But that glass-half-empty scenario is unlikely. Nearly every administration has achievements and failures. With so many issues and goals on its docket, this one has the potential to be transformative. But before any legislation has passed, Biden and Harris have already left their mark. The impact of a woman being elected to the highest levels of the executive branch cannot be overstated. That it is a black woman acknowledges a constituency that has so often been the backbone of the Democratic electorate. That it is an Indian woman acknowledges the unmistakable role immigrants play in the continued evolution of our national fabric.

This is a vision of the future you can’t achieve with claims of voter fraud delivered at a seldom-visited strip mall in industrial Philadelphia. The outgoing administration, with perhaps its last campaign press event, gave us a final reminder of its obstinance, its incompetence, and its disinterest in moving this nation forward.

The Trump Presidency was incapable of delivering the righteous future this republic deserves. Whether or not the Biden administration will steer us toward that future remains to be seen.

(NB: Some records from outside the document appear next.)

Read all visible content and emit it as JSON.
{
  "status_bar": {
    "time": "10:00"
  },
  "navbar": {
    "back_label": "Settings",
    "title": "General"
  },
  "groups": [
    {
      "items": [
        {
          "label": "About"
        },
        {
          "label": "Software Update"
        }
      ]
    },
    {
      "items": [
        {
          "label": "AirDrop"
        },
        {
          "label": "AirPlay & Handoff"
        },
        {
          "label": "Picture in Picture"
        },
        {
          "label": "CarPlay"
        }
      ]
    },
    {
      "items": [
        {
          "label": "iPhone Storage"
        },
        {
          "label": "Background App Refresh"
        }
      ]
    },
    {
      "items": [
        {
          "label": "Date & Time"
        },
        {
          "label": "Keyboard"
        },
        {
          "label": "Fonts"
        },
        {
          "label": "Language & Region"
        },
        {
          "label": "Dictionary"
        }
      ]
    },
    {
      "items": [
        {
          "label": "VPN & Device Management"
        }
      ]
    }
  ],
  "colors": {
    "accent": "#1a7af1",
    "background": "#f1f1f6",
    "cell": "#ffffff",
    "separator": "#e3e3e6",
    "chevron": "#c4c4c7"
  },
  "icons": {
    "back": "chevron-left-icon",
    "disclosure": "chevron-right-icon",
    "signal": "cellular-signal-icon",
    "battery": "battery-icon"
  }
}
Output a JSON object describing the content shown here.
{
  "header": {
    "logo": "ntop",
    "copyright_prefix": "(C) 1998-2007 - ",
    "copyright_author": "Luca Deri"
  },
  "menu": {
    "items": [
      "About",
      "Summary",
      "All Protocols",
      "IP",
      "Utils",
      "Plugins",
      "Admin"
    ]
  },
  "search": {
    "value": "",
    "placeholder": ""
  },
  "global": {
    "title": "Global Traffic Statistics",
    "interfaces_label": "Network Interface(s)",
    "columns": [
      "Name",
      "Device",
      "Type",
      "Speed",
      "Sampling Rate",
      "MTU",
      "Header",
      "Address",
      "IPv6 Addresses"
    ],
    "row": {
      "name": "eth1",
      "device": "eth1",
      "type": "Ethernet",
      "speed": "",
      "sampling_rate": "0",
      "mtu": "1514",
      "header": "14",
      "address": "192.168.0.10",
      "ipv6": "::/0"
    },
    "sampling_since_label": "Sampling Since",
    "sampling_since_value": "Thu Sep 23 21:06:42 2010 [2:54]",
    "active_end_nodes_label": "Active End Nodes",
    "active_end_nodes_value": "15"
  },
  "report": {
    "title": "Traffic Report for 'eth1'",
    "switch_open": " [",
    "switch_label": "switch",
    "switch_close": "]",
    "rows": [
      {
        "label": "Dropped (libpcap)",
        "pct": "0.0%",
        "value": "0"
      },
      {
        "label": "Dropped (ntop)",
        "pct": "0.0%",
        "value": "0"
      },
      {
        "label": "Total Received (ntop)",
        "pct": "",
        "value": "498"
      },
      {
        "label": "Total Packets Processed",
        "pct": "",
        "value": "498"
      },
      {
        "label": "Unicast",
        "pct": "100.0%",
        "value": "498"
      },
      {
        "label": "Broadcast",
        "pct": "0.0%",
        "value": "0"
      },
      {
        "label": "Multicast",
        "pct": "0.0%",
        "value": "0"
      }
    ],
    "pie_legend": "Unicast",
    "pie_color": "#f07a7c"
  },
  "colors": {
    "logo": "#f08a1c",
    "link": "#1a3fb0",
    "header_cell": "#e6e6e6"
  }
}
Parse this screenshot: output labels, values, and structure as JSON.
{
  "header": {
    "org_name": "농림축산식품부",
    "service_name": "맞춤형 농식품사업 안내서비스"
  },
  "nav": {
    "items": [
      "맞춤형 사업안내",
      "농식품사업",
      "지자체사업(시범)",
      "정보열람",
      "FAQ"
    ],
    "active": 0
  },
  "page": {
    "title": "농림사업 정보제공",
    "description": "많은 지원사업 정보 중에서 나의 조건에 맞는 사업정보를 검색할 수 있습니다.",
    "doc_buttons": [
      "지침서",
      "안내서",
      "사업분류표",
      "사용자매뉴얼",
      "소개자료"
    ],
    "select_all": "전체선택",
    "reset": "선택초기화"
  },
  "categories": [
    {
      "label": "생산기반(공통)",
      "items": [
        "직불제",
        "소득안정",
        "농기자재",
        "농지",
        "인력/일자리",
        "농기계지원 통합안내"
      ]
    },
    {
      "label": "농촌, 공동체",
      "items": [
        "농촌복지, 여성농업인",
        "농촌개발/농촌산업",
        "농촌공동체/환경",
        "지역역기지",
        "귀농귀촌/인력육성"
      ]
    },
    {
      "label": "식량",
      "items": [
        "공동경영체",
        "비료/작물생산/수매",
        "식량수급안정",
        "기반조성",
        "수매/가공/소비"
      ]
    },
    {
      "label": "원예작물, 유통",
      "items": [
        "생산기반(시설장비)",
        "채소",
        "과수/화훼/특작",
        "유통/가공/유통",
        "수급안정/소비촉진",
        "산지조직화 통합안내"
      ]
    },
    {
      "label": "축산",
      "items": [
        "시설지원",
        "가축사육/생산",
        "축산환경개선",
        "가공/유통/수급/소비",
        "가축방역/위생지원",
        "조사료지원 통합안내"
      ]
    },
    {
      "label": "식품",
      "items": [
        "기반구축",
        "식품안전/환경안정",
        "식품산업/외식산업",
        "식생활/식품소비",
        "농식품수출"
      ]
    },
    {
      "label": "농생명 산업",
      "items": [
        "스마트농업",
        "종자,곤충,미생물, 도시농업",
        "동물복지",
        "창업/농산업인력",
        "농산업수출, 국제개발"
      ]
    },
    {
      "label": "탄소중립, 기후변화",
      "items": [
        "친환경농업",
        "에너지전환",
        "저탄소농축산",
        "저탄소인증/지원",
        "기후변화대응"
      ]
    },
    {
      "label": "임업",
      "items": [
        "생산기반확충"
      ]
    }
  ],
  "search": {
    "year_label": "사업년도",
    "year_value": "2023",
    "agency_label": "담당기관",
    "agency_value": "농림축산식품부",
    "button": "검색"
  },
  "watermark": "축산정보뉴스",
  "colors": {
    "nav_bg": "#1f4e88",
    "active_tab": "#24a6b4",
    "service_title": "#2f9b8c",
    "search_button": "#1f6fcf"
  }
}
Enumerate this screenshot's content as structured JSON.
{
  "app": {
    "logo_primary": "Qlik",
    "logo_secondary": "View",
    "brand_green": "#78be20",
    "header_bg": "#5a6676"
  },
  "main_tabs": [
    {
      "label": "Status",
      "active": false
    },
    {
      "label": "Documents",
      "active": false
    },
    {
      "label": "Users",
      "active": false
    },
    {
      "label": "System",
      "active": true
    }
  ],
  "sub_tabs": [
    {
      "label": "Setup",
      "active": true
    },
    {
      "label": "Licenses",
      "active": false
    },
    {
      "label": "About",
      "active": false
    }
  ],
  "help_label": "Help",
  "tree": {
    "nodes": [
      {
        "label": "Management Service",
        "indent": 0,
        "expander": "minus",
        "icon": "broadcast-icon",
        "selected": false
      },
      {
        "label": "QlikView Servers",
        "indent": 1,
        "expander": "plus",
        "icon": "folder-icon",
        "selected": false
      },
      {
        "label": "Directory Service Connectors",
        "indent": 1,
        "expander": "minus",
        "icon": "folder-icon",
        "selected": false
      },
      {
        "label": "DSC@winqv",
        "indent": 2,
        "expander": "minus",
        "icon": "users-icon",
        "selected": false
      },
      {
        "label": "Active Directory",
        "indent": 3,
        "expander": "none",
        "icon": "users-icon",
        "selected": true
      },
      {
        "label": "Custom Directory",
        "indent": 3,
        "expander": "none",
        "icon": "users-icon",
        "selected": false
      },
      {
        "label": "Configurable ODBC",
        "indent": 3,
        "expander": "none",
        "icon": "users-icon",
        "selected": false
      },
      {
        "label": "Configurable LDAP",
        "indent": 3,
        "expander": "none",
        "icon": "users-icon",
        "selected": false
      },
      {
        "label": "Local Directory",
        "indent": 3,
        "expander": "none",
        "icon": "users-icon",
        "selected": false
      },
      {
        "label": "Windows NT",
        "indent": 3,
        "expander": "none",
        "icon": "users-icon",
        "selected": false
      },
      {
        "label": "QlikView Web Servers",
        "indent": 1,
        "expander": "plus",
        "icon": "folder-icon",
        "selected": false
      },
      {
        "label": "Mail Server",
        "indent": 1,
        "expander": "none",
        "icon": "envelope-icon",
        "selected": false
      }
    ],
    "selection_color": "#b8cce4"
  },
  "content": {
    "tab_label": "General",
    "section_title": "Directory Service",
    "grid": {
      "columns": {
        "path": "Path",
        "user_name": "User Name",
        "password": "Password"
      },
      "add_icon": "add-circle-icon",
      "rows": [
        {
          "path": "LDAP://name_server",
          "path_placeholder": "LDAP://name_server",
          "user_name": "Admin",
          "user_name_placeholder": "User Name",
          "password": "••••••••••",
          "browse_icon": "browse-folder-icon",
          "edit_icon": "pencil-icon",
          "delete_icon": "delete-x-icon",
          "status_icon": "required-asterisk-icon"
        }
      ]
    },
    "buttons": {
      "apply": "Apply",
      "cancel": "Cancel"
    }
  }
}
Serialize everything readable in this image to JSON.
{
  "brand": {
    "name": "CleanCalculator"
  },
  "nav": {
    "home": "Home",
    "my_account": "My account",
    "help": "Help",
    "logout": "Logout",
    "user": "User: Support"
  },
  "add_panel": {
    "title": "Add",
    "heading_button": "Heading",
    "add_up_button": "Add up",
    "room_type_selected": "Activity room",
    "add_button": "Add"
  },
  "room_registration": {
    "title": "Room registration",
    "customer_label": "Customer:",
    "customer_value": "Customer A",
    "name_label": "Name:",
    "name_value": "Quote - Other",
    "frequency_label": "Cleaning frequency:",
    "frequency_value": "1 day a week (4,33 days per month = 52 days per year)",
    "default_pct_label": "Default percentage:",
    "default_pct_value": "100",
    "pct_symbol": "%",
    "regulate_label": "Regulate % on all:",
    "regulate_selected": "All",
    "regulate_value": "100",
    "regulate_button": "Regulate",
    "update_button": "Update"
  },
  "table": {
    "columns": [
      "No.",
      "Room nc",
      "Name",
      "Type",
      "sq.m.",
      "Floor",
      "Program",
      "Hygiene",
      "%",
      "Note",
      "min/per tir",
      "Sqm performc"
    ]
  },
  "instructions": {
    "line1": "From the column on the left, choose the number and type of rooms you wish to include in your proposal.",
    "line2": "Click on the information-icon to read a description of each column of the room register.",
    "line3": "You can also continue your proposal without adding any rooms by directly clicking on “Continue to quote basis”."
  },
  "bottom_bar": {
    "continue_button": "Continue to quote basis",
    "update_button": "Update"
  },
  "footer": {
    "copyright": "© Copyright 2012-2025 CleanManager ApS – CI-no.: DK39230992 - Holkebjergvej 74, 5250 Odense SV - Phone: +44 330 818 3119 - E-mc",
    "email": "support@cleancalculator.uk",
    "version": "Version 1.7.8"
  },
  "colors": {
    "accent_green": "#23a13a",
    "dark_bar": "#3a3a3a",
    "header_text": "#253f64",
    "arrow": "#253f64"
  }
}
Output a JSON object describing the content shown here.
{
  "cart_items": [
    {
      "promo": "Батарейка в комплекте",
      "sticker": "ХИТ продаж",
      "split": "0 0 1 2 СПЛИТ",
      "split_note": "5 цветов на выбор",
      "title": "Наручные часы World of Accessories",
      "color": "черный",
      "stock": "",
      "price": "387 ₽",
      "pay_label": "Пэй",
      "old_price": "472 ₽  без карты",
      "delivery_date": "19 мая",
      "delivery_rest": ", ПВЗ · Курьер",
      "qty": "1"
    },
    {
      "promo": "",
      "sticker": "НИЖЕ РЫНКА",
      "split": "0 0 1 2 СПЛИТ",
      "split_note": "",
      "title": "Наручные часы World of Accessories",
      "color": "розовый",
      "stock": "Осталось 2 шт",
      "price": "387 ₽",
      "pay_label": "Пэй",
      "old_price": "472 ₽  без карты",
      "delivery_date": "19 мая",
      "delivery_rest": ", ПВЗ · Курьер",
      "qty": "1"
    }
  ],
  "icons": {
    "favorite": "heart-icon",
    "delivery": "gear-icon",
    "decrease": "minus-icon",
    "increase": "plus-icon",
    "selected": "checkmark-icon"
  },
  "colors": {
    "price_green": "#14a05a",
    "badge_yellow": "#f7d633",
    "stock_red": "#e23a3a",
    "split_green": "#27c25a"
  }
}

But it has given us reason to once again believe this is, as Harris put it, “a country of possibilities,” and it has provided us with the event we may look back at with our daughters and say, “Yes. That was the moment.”

This election was a reminder that a diverse America writes its own story, and that the work of achieving a future with a more perfect union is good trouble no matter how arduous. The future, of course, by definition is never actually here. But sometimes it feels awfully close.